Yes, it was obviously Jim's intention to open up a buried subject, and she was not by any means prepared for that. The sketching lessons had been a shameless subterfuge for obtaining privacy, for Jim had about as much aptitude for the arts as a dromedary, and his libels on the lake and the rhododendrons would have made old Merchant Jack and his landscape gardener turn in their graves.

Cicely laughed. "Have you brought back any sketches from your travels?" she asked.

"No. I've got lots of photographs, though." Jim was always literal.

"Angela and Beatrice paint beautifully," Cicely said. "We are going to make sketches at Blackborough this afternoon. Will you come with us, Jim? We are all going."

"Yes, I'll come," said Jim. "Cicely, are you glad to see me home again?"

"Yes, of course, I'm glad. We have all missed you awfully, Jim."

"You can't think how bucked up I am to think that I need never leave Mountfield again as long as I live. That's what's so jolly about having a place of your own. It's part of you. You feel that, don't you, Cicely?"

"Well, as I haven't got a place of my own, Jim, I don't know that I do."

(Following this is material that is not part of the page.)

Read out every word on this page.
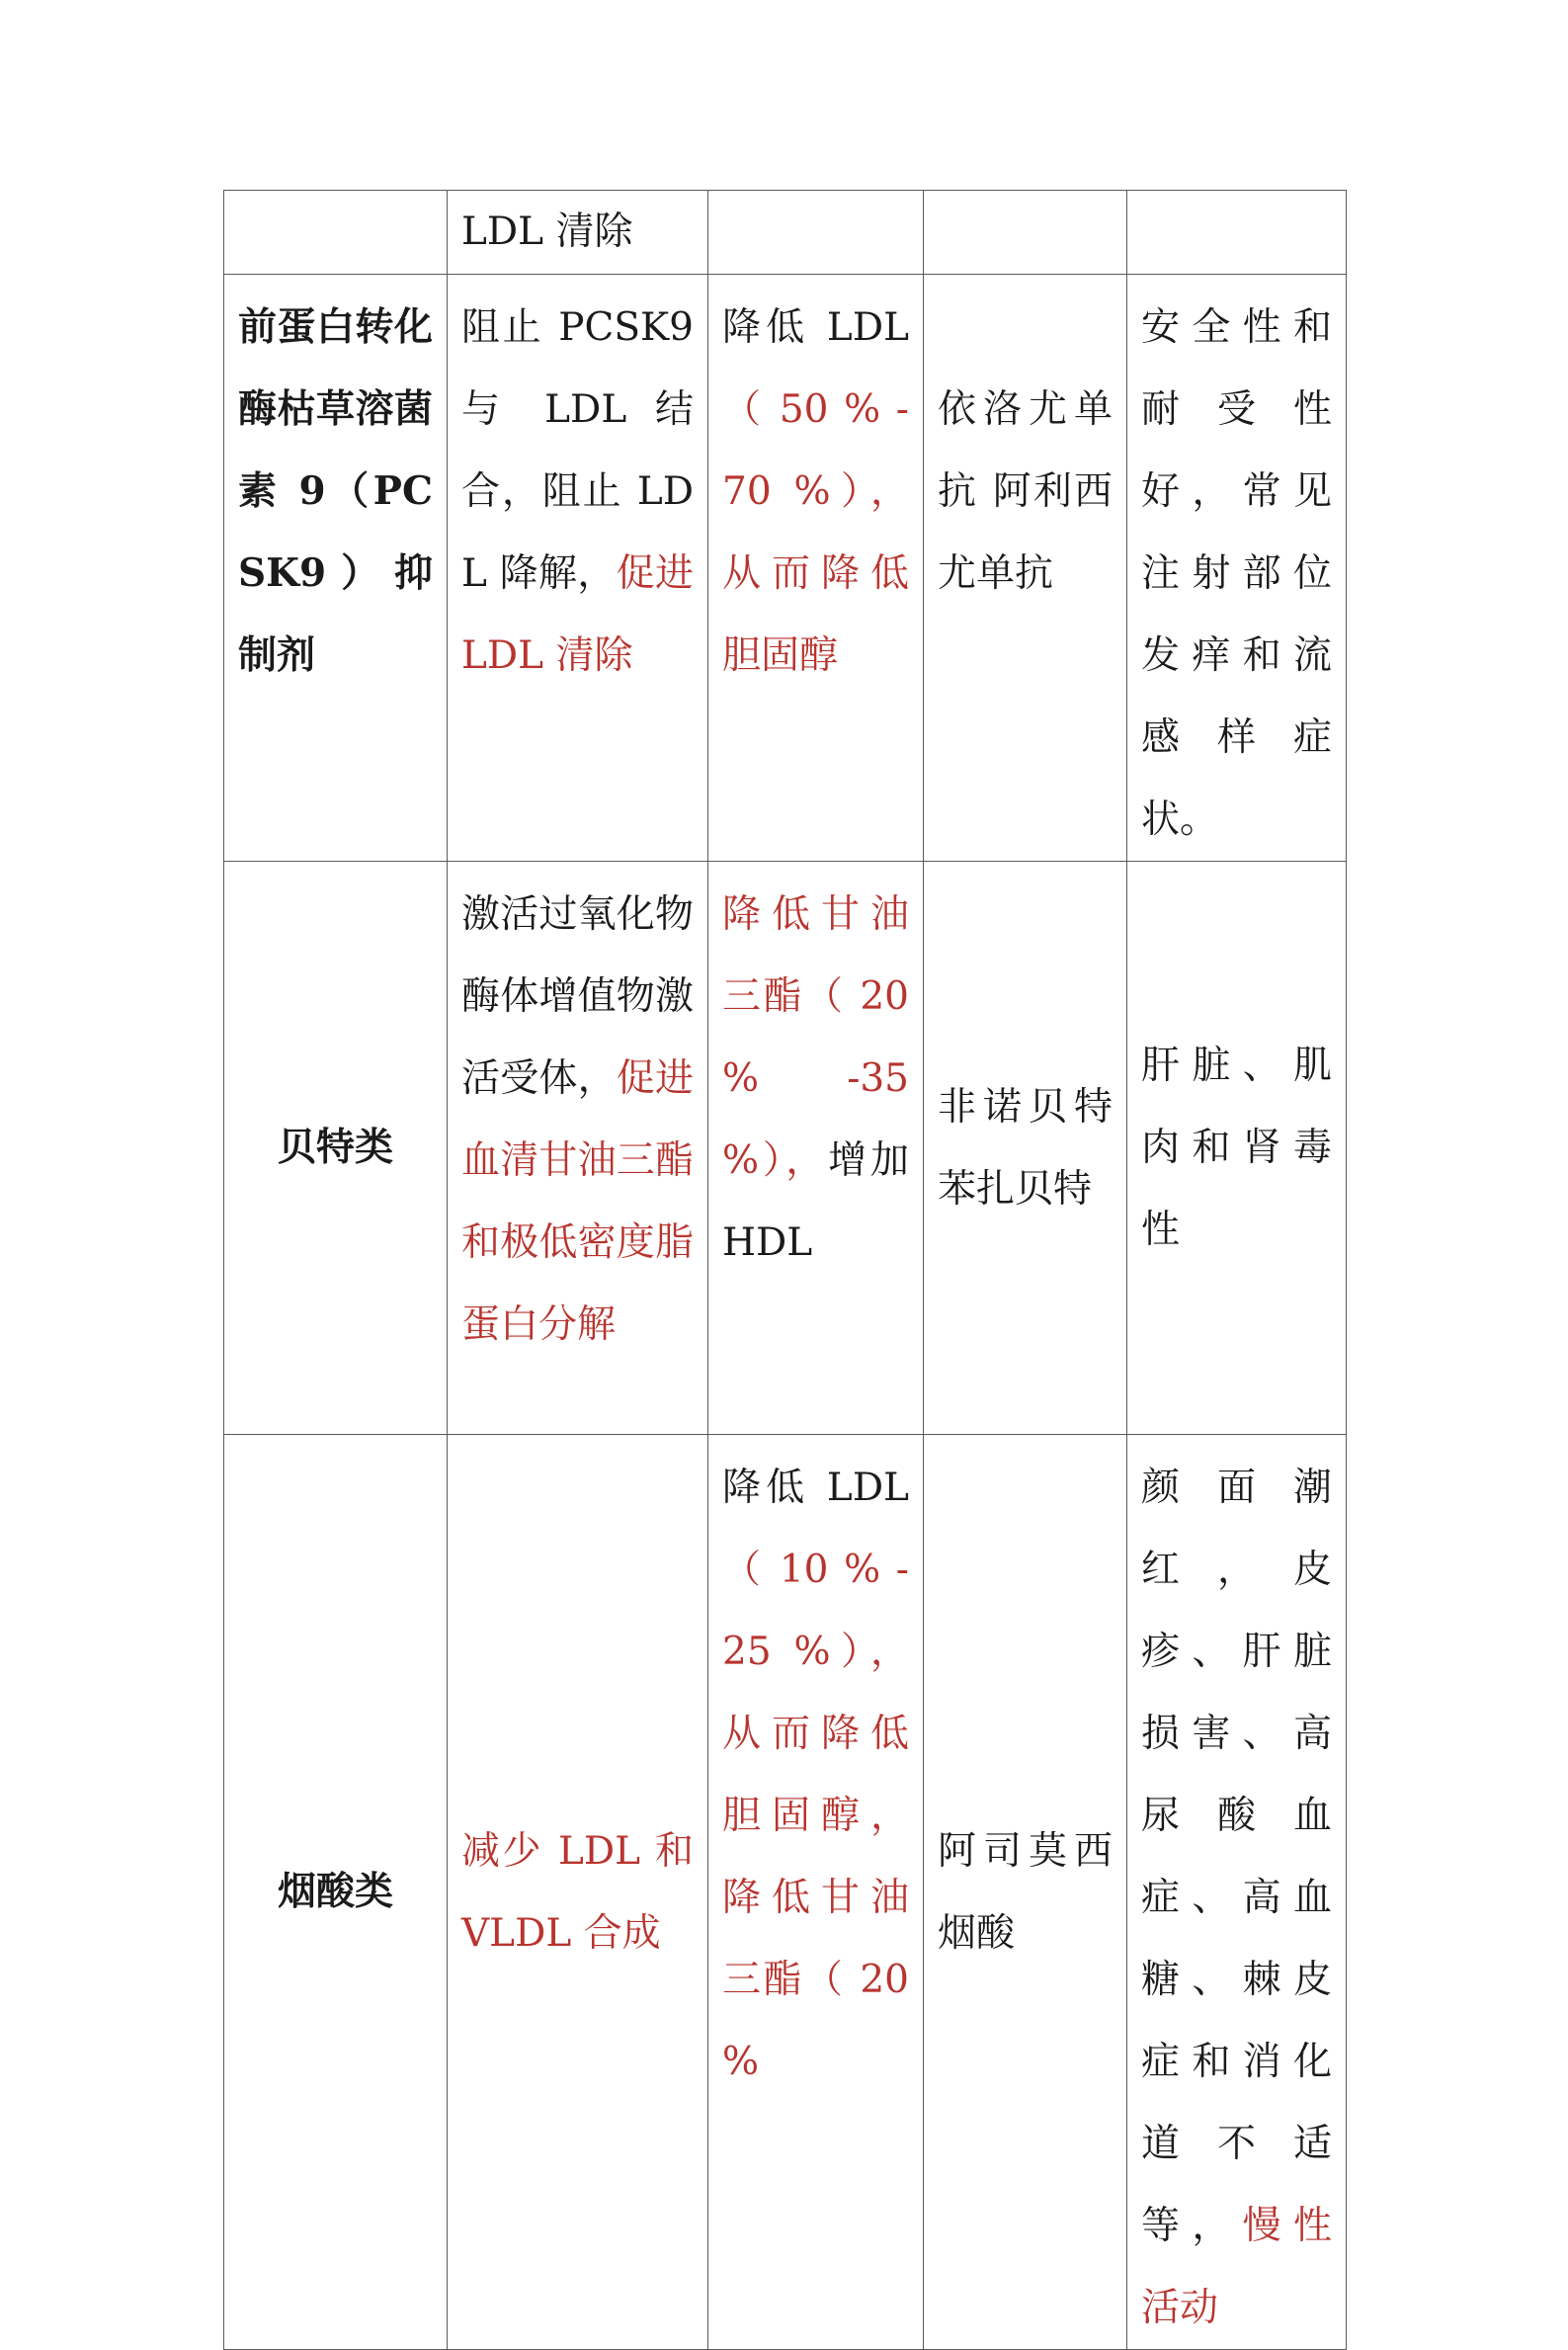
	LDL 清除			
前蛋白转化酶枯草溶菌素 9（PCSK9）抑制剂	阻止 PCSK9 与 LDL 结合，阻止 LDL 降解，促进 LDL 清除	降低 LDL（ 50 % -70 %），从而降低胆固醇	依洛尤单抗 阿利西尤单抗	安全性和耐受性好，常见注射部位发痒和流感样症状。
贝特类	激活过氧化物酶体增值物激活受体，促进血清甘油三酯和极低密度脂蛋白分解	降低甘油三酯（ 20 % -35 %），增加 HDL	非诺贝特 苯扎贝特	肝脏、肌肉和肾毒性
烟酸类	减少 LDL 和 VLDL 合成	降低 LDL（ 10 % -25 %），从而降低胆固醇，降低甘油三酯（ 20 %	阿司莫西 烟酸	颜面潮红，皮疹、肝脏损害、高尿酸血症、高血糖、棘皮症和消化道不适等，慢性活动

"When those beastly death duties are paid off," Jim began, but Cicely would not let him finish. "Anyhow," she said, "I should hate to think I was going to stay in one place all my life, however much I liked it. Of course, it is natural that you should feel as you do when you have been travelling for a year. If I ever have the chance of travelling for a year perhaps I shall feel like that about Kencote." She laughed and looked him in the face, blushing a little. "Let us go back and play tennis," she said.

His face fell, and he walked by her side without speaking. Cicely little knew how keen was his disappointment. This was the hour he had been looking forward to every day for the last year, and this the place, with the sun glinting through the young green of beech and ash and lighting up those masses and drifts of brilliant colour everywhere about them. It was true that he had meant to come to no conclusions with the girl he loved with all his heart. The time for that would not be for another year at least, according to the decision he had long since come to. But he had so hungered for her during his long exile, for such it had seemed to him in spite of the various enjoyments and interests he had gained from it, that the thought had grown with him that he would take just a little of the sweetness that a word from her, to show that she was his as he was hers, would give him. She had not spoken the word, and Jim's heart was heavy as he walked back to the garden by her side.